Governance-concept terminals from the same tensor, same algorithm, three different inputs. Random English words produce zero governance terminals. News words that models kept produce 17.5% — the institutional anchors. News words that models dropped produce 10.4% — the operational modifiers.
Models anchor to institutional framing — keeping the structural nouns, the committee names, the broad geopolitical vocabulary — while convergently dropping the operational modifiers that connect named actors to specific consequences. The kept words preserve the cage. The dropped words were the teeth.
Set 1 is confrontation.

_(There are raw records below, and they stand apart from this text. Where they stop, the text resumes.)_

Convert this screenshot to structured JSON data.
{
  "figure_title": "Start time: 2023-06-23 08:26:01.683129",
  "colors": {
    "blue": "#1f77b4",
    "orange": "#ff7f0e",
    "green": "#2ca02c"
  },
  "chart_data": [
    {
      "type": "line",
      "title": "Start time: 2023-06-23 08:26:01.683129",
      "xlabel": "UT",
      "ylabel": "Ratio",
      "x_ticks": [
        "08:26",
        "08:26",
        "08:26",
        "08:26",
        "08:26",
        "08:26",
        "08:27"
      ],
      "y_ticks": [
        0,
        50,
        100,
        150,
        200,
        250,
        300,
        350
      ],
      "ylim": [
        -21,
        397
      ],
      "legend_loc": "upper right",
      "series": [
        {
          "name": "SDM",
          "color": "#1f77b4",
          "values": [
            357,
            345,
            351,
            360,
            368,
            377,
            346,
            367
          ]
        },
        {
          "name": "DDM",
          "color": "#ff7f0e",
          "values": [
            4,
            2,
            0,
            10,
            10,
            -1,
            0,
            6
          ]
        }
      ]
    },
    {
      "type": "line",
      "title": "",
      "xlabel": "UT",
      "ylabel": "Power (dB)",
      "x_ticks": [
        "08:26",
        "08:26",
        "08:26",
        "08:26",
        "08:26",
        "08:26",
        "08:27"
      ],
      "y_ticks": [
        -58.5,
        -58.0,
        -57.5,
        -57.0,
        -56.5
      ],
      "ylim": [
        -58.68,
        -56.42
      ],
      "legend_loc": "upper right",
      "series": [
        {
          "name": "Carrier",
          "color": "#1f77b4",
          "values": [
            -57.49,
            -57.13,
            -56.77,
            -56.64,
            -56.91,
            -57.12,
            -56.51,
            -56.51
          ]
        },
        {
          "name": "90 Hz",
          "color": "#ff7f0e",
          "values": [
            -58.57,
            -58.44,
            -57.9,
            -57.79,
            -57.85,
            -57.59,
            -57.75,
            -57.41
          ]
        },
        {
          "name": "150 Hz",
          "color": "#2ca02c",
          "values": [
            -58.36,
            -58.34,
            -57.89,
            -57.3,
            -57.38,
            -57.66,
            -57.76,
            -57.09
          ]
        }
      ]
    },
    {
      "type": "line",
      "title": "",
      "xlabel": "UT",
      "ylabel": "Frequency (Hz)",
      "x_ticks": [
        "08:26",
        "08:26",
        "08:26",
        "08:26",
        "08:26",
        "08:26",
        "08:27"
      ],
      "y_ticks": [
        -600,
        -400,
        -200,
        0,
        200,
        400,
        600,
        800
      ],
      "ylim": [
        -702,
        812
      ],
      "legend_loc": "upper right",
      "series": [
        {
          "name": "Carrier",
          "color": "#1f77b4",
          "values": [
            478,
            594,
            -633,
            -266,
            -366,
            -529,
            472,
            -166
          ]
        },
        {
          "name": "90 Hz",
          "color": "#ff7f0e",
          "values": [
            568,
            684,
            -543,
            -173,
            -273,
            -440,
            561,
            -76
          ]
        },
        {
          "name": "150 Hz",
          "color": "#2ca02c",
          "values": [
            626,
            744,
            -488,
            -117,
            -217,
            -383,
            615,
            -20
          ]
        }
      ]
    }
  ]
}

The source article said "devastated." Any single model dropping it could be stylistic — "destruction" is in the headline, and redundancy pruning is what summarization does. But five competing companies, with different architectures, different training data, and different RLHF pipelines, independently dropping the same word from the same article — that is a convergence event. One absence is compression. Five identical absences are a coordinate.
Set 3 is geometry. No one wrote "annihilation." The source didn't contain it. The models didn't drop it. But in the frozen embedding space, the nearest neighbors of the consensus output include "annihilation" — and no model used it. We do not claim the token was close to being sampled; we do not have access to the models' internal probability distributions. We claim only that the concept is geometrically adjacent to the output in embedding space. That is a measurement, not an inference about model cognition.
Sets 2 and 4 are exploration. Both use directional kNN at extrapolated coordinates. The terminal concepts show what is semantically downstream of the absent or shadow words in this particular embedding space. The raycast maps the territory. The p-value proves the territory exists.
This is not a claim about model intent. The measurements are deterministic — frozen embeddings, static tensor, arithmetic operations. The word "devastated" may have been dropped because RLHF training penalizes intense language, because the tokenizer favored a different path, or because the model judged it redundant. We measure the absence. We measure the geometric consequence. We do not measure intent.
The host model (Mistral Small 22B, running locally) would show similar patterns under the same measurement. We acknowledge this in every broadcast.
Every computation uses frozen BAAI/bge-large-en-v1.5 embeddings. The 253K concept tensor is static Wikipedia vocabulary. The raycast is deterministic: same headline, same void word, same terminal concepts. Run it twice, get the same answer. No language model evaluates another language model's output at any point in the measurement stack.